PwC: Are you also using mobile experiences, since the Chinese are very passionate about their smartphones?
Sarrailh: Yes, that’s our second platform. There is a local version of WhatsApp, called WeChat, that has even more functionality than WhatsApp. Using WeChat, you can connect customers directly to your e-commerce business, and you have access to your customers’ data. If I sell something, I know it is a certain customer who has bought it, so tomorrow I can send him a related offer. And with WeChat, you have access to 600 million people pretty quickly.
This is what will drive our success — this transformation from the mega-platform of Alibaba to the simpler, independent P2P and WeChat ones. And these are the only options that give us access to customer data.
PwC: PwC’s 2019 Global Consumer Insights Survey showed that 35% of respondents said they choose sustainable products to help protect the environment. Is sustainability important to your Chinese customers, too?
Sarrailh: Yes, very much so. There is the issue of pesticide and fertilizer use. China is the biggest user of pesticides and fertilizers worldwide — not because they want to introduce toxins into their food supply, but because they need to feed their population.

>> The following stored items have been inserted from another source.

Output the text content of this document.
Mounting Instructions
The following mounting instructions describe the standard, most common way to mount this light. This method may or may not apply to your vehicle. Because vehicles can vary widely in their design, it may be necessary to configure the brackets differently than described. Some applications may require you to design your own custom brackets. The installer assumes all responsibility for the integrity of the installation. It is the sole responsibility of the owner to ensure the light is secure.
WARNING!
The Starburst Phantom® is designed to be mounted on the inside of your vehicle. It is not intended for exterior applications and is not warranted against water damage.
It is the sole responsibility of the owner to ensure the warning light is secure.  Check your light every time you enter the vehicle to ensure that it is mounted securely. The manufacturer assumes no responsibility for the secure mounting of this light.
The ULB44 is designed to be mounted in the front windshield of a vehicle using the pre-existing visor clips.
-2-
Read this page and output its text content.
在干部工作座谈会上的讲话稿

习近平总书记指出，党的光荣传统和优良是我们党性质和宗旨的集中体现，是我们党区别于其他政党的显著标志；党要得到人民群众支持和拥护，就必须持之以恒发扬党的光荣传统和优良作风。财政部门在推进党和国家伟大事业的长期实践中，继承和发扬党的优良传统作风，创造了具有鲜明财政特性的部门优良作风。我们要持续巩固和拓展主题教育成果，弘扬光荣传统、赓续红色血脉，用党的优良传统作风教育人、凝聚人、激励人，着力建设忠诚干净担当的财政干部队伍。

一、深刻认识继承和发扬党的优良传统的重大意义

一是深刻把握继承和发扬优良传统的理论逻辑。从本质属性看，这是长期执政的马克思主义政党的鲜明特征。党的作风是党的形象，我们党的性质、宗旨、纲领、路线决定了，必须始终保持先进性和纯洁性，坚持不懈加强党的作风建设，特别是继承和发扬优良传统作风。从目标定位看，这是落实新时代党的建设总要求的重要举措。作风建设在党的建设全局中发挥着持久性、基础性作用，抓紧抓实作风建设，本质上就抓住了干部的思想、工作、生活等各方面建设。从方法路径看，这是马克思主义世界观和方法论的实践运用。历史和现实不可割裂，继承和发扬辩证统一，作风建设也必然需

So on one hand they want to really reorganize their food production internally to make it more sustainable with fewer chemicals, but still with a high level of productivity.
Chinese consumers absolutely care about the quality of the products and how many chemicals are in the products.
PwC: Are you seeing any trends that address that?
Sarrailh: Yes. It ties back to the desire of Chinese customers to have products delivered. There are small companies now in remote areas of the countryside that will take produce grown on farms there — farms not using the high amount of fertilizer that the industrial farms do — and deliver them to cities. One of these companies can deliver produce and craft-made products from remote regions to 90% of the country within 24 hours.
So Chinese consumers are more willing to broaden what they eat and consume from remote places in the country, because they are asking for, and getting, quick and easy access to these products.
PwC: In the West, we often take for granted the idea that the customer is the focus of everything an e-commerce company does. Does that customer focus come naturally to your employees?
Sarrailh: We have 12,000 lower-level people working in the stores, and we do a lot of work to try to motivate them, in terms of connecting with the customers. But, realistically, I think where there really is that focus is in the sales forces and in management.
In a fast-growing economy, you don’t need to put that first, at least not yet. Over time, you become customer-driven when you start to have issues with keeping your customers happy and engaged. We are continuing to try to get all our employees to appreciate that.